Quantos são e quem são os usuários online?
Qual o tempo médio de navegação por usuário?
Quais são os horários de maior atividade?
Qual o máximo de usuários navegando simultaneamente?

Os procedimentos utilizados no Sistema Monitor aqui descrito não são necessariamente os melhores em código ou performance. São, no entanto, o que considerei (segundo meu próprio julgamento) ao alcance da maioria dos usuários. Aqueles que esperam apenas “código mastigado” dificilmente farão proveito desse artigo. Um outro detalhe importante é que estou fazendo uso do Global.asa. Mais tarde vou escrever uma adaptação para quem não pode utilizar global.asa (normalmente em hospedagem gratuita).

O primeiro ponto a ser abordado será a contagem, pura e simples, dos usuários online. Isso é possível através das “Subs” Session_OnStart e Session_OnEnd (no global.asa), conforme descrito abaixo. Inicialmente você deverá ter definido uma variável Application no Application_OnStart

Sub Application_OnStart
    Application(”Max”) = 0
    Application(”OnlineVisit”) = 0
End Sub


Sub Session_OnStart
    Application(”OnlineVisit”) = Application(”OnlineVisit”) + 1
    if Application(”OnlineVisit”) > Application(”Max”) then
         Application(”Max”) = Application(”OnlineVisit”)
    End if
End Sub


Sub Session_OnEnd
    Application(”OnlineVisit”) = Application(”OnlineVisit”) - 1
End Sub


Session_OnStart é executada a cada vez que uma sessão é iniciada, o navegador é “instanciado”. A Session_OnEnd é executada a cada encerramento de sessão, e isso pode ocorrer de 2 maneiras.

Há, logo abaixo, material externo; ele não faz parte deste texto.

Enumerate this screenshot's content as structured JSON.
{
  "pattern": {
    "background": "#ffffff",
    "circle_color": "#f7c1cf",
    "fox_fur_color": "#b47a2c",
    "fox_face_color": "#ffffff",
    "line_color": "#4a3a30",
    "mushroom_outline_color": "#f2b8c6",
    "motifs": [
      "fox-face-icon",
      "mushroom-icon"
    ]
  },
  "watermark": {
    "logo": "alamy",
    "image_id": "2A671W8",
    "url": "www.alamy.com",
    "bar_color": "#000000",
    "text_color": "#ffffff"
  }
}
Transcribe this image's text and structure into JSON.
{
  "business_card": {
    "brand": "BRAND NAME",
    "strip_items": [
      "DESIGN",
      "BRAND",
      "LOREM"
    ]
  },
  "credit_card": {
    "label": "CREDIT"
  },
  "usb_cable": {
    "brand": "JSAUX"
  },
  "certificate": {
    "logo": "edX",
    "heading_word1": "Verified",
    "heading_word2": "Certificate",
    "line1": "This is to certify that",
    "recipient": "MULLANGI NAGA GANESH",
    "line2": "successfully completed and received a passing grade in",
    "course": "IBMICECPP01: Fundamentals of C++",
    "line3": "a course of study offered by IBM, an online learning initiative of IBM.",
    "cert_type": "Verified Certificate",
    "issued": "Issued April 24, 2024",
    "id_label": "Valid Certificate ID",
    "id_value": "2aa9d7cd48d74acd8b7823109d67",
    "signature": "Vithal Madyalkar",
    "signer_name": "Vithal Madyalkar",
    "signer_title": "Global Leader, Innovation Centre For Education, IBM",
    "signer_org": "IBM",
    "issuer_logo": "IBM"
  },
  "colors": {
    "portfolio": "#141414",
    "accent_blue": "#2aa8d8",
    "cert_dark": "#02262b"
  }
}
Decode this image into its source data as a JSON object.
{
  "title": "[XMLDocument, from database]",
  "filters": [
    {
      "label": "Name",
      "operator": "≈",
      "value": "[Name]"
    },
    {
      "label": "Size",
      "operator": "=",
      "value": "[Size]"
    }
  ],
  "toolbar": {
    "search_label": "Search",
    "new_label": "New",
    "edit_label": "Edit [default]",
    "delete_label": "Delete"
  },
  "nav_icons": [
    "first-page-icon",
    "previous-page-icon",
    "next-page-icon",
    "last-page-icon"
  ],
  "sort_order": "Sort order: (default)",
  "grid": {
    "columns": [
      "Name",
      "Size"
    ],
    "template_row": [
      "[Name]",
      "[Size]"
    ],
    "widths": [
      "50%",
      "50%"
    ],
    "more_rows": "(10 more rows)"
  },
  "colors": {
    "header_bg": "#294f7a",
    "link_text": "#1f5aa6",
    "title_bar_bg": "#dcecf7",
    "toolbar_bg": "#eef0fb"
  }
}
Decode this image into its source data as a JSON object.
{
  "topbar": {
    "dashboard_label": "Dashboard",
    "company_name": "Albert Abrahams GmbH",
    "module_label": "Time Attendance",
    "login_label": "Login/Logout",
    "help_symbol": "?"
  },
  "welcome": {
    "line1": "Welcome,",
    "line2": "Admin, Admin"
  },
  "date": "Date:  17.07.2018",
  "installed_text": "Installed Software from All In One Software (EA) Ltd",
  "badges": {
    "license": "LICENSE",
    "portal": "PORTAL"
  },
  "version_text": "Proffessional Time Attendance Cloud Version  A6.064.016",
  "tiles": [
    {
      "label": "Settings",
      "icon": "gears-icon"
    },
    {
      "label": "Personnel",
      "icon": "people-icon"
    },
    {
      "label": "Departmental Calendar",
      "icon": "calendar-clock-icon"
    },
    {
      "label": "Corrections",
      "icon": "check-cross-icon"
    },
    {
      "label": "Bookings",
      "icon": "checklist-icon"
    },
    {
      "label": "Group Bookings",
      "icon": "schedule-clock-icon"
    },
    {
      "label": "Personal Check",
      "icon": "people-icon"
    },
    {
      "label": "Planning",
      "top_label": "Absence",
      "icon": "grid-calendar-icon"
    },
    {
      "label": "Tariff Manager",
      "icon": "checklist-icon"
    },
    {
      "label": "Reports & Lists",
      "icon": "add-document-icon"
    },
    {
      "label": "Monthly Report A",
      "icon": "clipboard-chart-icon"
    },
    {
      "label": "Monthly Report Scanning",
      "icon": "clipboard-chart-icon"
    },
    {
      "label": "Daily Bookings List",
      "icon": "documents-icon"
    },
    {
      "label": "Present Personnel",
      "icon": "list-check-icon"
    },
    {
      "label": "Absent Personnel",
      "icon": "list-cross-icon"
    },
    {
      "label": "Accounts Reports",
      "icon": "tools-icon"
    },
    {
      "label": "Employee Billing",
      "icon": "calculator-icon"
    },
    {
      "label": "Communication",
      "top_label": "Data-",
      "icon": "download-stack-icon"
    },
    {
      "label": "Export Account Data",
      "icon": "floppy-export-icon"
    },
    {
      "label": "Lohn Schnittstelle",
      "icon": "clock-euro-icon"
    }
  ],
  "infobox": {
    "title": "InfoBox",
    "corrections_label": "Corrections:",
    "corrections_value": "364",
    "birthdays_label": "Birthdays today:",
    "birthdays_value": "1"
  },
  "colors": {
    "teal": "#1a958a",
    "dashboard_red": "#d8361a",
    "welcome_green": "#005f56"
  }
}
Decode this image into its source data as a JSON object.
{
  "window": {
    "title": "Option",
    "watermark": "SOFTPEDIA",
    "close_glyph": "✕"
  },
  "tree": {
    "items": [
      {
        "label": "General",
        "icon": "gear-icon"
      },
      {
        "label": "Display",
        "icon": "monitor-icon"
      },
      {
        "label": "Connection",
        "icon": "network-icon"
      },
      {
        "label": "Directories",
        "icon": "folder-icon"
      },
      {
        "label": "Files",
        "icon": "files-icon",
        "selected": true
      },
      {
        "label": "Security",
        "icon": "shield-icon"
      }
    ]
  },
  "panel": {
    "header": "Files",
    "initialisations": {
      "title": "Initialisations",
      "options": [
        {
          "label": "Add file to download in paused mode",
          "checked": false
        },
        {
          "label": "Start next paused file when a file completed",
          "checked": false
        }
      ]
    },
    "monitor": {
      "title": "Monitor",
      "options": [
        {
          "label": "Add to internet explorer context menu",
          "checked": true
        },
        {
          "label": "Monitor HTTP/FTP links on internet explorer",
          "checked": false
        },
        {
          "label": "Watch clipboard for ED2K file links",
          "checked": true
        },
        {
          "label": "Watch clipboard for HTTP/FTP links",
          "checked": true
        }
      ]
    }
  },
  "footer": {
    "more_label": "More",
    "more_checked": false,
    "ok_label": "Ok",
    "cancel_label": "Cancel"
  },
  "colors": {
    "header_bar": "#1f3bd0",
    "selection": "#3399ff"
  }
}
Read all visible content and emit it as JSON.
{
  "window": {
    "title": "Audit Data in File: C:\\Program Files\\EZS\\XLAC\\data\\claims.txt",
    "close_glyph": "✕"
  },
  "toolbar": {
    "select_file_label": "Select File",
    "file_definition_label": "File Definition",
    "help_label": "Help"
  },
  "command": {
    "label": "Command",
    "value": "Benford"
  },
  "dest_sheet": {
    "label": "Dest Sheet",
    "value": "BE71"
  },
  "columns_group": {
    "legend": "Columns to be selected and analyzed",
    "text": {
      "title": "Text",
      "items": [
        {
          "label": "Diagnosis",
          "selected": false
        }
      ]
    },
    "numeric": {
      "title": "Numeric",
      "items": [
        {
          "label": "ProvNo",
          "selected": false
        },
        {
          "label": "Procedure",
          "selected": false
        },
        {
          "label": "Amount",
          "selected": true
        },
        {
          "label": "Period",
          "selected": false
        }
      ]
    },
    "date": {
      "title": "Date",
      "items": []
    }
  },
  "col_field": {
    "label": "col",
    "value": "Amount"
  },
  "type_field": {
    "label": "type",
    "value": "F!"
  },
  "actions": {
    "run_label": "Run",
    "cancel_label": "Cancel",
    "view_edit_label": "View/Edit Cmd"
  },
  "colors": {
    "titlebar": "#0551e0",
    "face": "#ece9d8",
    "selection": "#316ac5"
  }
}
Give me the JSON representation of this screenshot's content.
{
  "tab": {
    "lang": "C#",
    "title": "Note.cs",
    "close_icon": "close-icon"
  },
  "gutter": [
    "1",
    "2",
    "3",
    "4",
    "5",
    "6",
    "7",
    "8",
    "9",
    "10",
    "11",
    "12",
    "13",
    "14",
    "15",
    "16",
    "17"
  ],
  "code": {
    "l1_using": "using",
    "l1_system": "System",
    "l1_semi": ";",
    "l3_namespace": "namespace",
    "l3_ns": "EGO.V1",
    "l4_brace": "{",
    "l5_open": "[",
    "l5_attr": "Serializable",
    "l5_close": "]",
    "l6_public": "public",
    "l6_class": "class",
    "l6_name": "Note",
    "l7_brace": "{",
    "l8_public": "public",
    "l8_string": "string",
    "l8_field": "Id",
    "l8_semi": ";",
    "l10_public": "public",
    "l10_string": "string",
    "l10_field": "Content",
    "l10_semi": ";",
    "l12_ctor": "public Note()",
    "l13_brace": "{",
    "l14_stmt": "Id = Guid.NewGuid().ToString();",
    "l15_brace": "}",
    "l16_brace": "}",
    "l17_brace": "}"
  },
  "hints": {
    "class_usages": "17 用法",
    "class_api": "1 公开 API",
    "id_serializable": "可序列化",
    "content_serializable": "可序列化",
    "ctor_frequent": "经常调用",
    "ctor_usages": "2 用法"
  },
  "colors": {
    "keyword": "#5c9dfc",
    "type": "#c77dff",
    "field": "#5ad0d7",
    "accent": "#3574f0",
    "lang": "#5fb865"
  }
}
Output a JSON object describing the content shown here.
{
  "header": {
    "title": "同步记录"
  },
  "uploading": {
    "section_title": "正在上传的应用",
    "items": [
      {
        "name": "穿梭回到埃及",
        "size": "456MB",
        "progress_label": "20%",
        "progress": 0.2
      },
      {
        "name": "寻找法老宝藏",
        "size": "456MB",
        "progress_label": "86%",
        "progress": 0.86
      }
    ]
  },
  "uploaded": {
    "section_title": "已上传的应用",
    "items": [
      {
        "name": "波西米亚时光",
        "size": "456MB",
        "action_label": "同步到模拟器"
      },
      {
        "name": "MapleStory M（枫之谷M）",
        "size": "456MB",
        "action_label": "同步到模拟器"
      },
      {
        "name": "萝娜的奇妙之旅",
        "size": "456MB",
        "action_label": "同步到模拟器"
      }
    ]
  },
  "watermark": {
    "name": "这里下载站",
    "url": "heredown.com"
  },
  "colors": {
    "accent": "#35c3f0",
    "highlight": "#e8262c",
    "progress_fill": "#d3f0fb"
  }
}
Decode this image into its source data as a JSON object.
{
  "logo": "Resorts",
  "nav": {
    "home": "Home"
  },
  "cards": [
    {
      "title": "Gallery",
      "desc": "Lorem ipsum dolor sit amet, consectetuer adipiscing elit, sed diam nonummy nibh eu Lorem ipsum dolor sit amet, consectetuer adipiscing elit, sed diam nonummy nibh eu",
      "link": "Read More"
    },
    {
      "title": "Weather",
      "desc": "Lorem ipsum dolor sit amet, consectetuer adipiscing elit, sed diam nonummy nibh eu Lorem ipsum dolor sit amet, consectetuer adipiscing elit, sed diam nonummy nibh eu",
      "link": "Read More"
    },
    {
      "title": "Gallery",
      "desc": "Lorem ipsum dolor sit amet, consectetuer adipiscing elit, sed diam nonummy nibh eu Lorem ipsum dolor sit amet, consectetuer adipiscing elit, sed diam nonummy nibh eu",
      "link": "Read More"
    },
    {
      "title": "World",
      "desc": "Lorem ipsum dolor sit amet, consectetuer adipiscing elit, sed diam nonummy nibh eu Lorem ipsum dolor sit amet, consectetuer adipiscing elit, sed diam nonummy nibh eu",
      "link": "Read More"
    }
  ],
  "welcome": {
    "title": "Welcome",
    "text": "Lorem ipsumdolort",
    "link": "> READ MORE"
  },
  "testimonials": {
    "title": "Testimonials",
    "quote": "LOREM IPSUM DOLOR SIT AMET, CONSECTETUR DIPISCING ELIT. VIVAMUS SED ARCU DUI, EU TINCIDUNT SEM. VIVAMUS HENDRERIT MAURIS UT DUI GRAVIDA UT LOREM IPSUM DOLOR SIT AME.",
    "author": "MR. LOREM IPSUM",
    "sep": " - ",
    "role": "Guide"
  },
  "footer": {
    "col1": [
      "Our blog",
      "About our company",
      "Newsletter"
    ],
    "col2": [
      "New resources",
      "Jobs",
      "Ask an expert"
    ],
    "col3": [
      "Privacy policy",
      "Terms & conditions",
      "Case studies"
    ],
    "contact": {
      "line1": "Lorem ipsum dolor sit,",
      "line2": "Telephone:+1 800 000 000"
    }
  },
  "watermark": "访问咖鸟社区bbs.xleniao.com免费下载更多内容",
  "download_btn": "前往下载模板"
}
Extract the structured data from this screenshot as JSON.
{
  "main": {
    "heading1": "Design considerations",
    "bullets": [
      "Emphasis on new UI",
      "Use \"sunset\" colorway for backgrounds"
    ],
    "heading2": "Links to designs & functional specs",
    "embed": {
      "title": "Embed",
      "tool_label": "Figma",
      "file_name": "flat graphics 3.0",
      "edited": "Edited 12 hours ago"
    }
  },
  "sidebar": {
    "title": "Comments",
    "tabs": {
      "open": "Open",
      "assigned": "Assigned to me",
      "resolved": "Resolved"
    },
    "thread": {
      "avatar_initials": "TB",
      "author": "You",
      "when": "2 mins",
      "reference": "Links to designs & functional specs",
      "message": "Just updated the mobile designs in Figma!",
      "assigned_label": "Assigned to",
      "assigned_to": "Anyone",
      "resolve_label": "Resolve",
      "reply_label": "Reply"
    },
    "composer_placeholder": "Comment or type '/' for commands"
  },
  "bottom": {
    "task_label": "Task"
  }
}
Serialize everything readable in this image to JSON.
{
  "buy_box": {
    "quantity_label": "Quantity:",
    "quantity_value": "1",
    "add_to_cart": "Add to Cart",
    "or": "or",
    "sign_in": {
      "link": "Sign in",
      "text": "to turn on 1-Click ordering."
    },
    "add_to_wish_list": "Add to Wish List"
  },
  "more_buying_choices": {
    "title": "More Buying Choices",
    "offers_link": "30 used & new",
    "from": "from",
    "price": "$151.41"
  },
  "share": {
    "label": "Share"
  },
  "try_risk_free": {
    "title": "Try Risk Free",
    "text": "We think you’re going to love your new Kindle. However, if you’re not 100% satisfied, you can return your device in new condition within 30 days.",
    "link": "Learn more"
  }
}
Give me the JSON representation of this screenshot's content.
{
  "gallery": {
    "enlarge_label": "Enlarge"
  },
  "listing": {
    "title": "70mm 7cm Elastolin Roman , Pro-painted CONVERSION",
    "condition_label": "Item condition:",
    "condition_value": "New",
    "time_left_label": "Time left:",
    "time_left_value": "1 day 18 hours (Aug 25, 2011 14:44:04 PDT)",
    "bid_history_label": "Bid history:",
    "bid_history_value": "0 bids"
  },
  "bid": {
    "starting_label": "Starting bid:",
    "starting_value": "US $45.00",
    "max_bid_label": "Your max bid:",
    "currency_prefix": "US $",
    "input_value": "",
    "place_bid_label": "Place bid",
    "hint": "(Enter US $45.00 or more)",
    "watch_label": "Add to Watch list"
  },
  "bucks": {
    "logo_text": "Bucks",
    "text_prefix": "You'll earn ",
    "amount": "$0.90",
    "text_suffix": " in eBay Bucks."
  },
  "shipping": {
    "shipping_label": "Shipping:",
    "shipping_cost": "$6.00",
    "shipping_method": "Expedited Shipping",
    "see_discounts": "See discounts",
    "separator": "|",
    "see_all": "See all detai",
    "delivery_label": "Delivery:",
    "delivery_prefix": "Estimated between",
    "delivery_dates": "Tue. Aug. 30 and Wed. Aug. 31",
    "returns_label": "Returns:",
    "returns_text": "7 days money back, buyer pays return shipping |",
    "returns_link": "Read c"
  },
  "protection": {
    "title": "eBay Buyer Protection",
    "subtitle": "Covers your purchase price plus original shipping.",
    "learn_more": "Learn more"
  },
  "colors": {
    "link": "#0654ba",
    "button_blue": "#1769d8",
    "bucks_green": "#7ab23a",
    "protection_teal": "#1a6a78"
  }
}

a)     Através de Session.Abandon. Se existe um botão “fim” e o desenvolvimento foi correto, haverá uma “chamada” a Session.abandon. O navegador será fechado, ou haverá redirecionamento para página padrão…

b)     Não ocorreu nenhum “request” nos últimos “n” minutos, sendo “n” o valor de Session.TimeOut. é muito utilizado por quest?de segurança, e o valor padrão é 20 (minutos). Se o usuário simplesmente fechar o navegador (como normalmente acontece), a sessão expirará pelo tempo, e Session_OnEnd será executada.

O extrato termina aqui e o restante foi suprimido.